なんにしても人間が乗るようなものではない…というのが、僕の絶叫マシンに対する感情であった。


「ごめんね、櫻井君絶叫系苦手なのにつき合わせちゃって…」


「いや、別にいいよ。これは愛里さんへのお礼を兼ねているんだから、愛里さんの乗りたいのに付き合うよ」


「そっか…ありがとう」


とは口では言うもの…このままではおそらく彼女は僕に気を使って乗りたいものを度々遠慮するだろう。


それは困る。これは彼女へのお礼なのだから、彼女にはなるべく楽しんでもらいたいのだ。


そのためには絶叫マシンを好きになる…までは行かずとも、なんとかその楽しみを見出せないものか…。


「愛里さんはこういう絶叫マシン好きなの?」


「うん、好きだよ」


「参考までに聞きたいんだけど、絶叫マシンってなにが楽しいの?」


「なにがって…そりゃあ怖いのが楽しいんだよ」


なるほど、わからん。


怖いのが楽しいって…頭おかしいんじゃないだろうか?。


無論、口には出さなかったが理解ができなかった僕は内心失礼なことを考えていた。


その後も話したり話さなかったりを繰り返しながら僕らは待ち時間をやり過ごし、とうとう刑の執行の時が来た。


執行開始の合図を知らせるベルがけたたましく鳴り響くと、僕らを乗せたコースターはガタンと動き始めた。
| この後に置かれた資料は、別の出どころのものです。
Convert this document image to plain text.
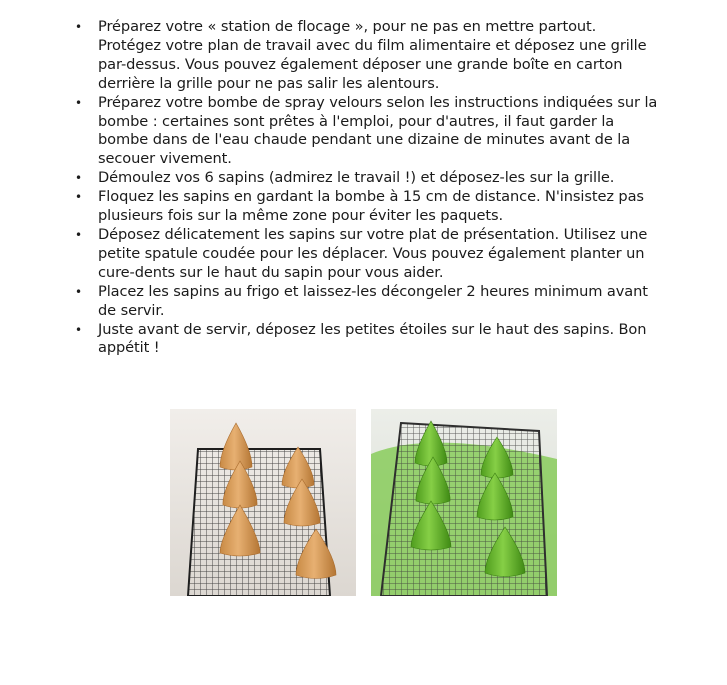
• Préparez votre « station de flocage », pour ne pas en mettre partout. Protégez votre plan de travail avec du film alimentaire et déposez une grille par-dessus. Vous pouvez également déposer une grande boîte en carton derrière la grille pour ne pas salir les alentours.
• Préparez votre bombe de spray velours selon les instructions indiquées sur la bombe : certaines sont prêtes à l'emploi, pour d'autres, il faut garder la bombe dans de l'eau chaude pendant une dizaine de minutes avant de la secouer vivement.
• Démoulez vos 6 sapins (admirez le travail !) et déposez-les sur la grille.
• Floquez les sapins en gardant la bombe à 15 cm de distance. N'insistez pas plusieurs fois sur la même zone pour éviter les paquets.
• Déposez délicatement les sapins sur votre plat de présentation. Utilisez une petite spatule coudée pour les déplacer. Vous pouvez également planter un cure-dents sur le haut du sapin pour vous aider.
• Placez les sapins au frigo et laissez-les décongeler 2 heures minimum avant de servir.
• Juste avant de servir, déposez les petites étoiles sur le haut des sapins. Bon appétit !
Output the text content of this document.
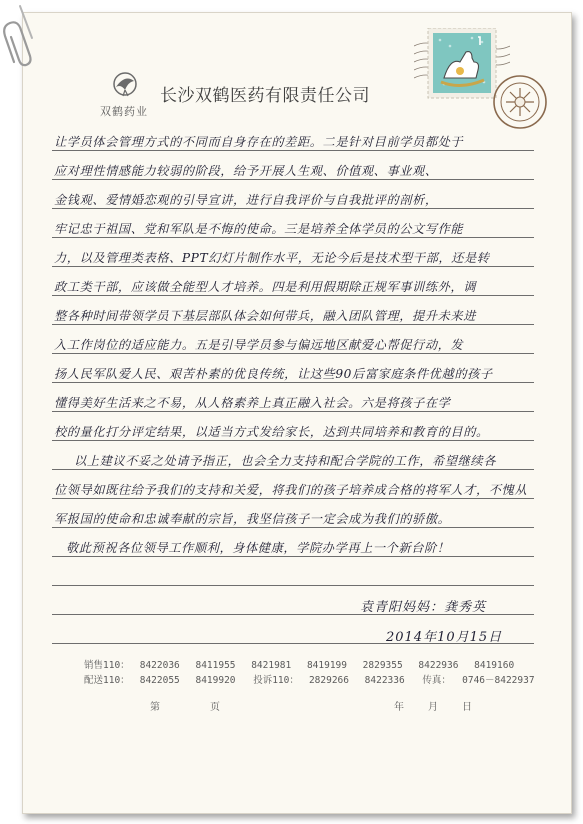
双鹤药业
长沙双鹤医药有限责任公司
让学员体会管理方式的不同而自身存在的差距。二是针对目前学员都处于
应对理性情感能力较弱的阶段，给予开展人生观、价值观、事业观、
金钱观、爱情婚恋观的引导宣讲，进行自我评价与自我批评的剖析，
牢记忠于祖国、党和军队是不悔的使命。三是培养全体学员的公文写作能
力，以及管理类表格、PPT幻灯片制作水平，无论今后是技术型干部，还是转
政工类干部，应该做全能型人才培养。四是利用假期除正规军事训练外，调
整各种时间带领学员下基层部队体会如何带兵，融入团队管理，提升未来进
入工作岗位的适应能力。五是引导学员参与偏远地区献爱心帮促行动，发
扬人民军队爱人民、艰苦朴素的优良传统，让这些90后富家庭条件优越的孩子
懂得美好生活来之不易，从人格素养上真正融入社会。六是将孩子在学
校的量化打分评定结果，以适当方式发给家长，达到共同培养和教育的目的。
以上建议不妥之处请予指正，也会全力支持和配合学院的工作，希望继续各
位领导如既往给予我们的支持和关爱，将我们的孩子培养成合格的将军人才，不愧从
军报国的使命和忠诚奉献的宗旨，我坚信孩子一定会成为我们的骄傲。
敬此预祝各位领导工作顺利，身体健康，学院办学再上一个新台阶！
袁青阳妈妈：龚秀英
2014年10月15日
销售110： 8422036 8411955 8421981 8419199 2829355 8422936 8419160
配送110： 8422055 8419920 投诉110： 2829266 8422336 传真： 0746－8422937
第	页	年 月 日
そして目の前に高くそびえ立つ壁のような坂をゆっくりと仰々しく登って行く。


登って行くたびに乗客のテンションが上がって行くのに反比例して僕のテンションは下がる一方であった。


気分はまさに絞首台を登る時のもの。


コースター…故障して止まらないかなぁ…。


だが、僕のそんな願いも虚しく、コースターは最頂点にいたり、目の前は崖のごとく道が途絶え、代わりにパークの全貌が姿を現した。


…あ、死んだな、これ。


崖に向かって真っしぐらに進むコースターに乗りながら、僕はそんなことが頭によぎった。


そして、コースターは落下するかのように加速し始めた。


吹き飛ばされるかのような風圧と、肝を揺さぶる速度に僕は思わず体を強張らせ、手すりを握る手に力が入ってしまった。


叫びそうになるほどの恐怖を歯を食いしばって我慢し、体を縮こませて身構えた。


早く終われ!早く終われ!。


ただひたすらに怖いだけのアトラクションに脳も身体も拒絶反応を起こし、隣で楽しそうにしている愛里を尻目に僕はただひたすらに刑の執行が早く終わることを願っていた。


僕はそのままただただ苦痛なだけの時を過ごし、やがてコースターは安息の地へと帰ってきた。


「楽しかったぁ!!」


そう言って隣ではしゃぐ愛里をよそに僕はげんなりとしていた。


「…大丈夫?櫻井君」


「な、なんとかね…」


結局、あの時のトラウマは乗り越えられないままか…。


僕は成長を感じない自分に少々自傷気味になりつつ、この後のことを考えてしまった。


今日は後、幾つの刑が執行されることになるのか…。


正直、憂鬱な気分になってしまった。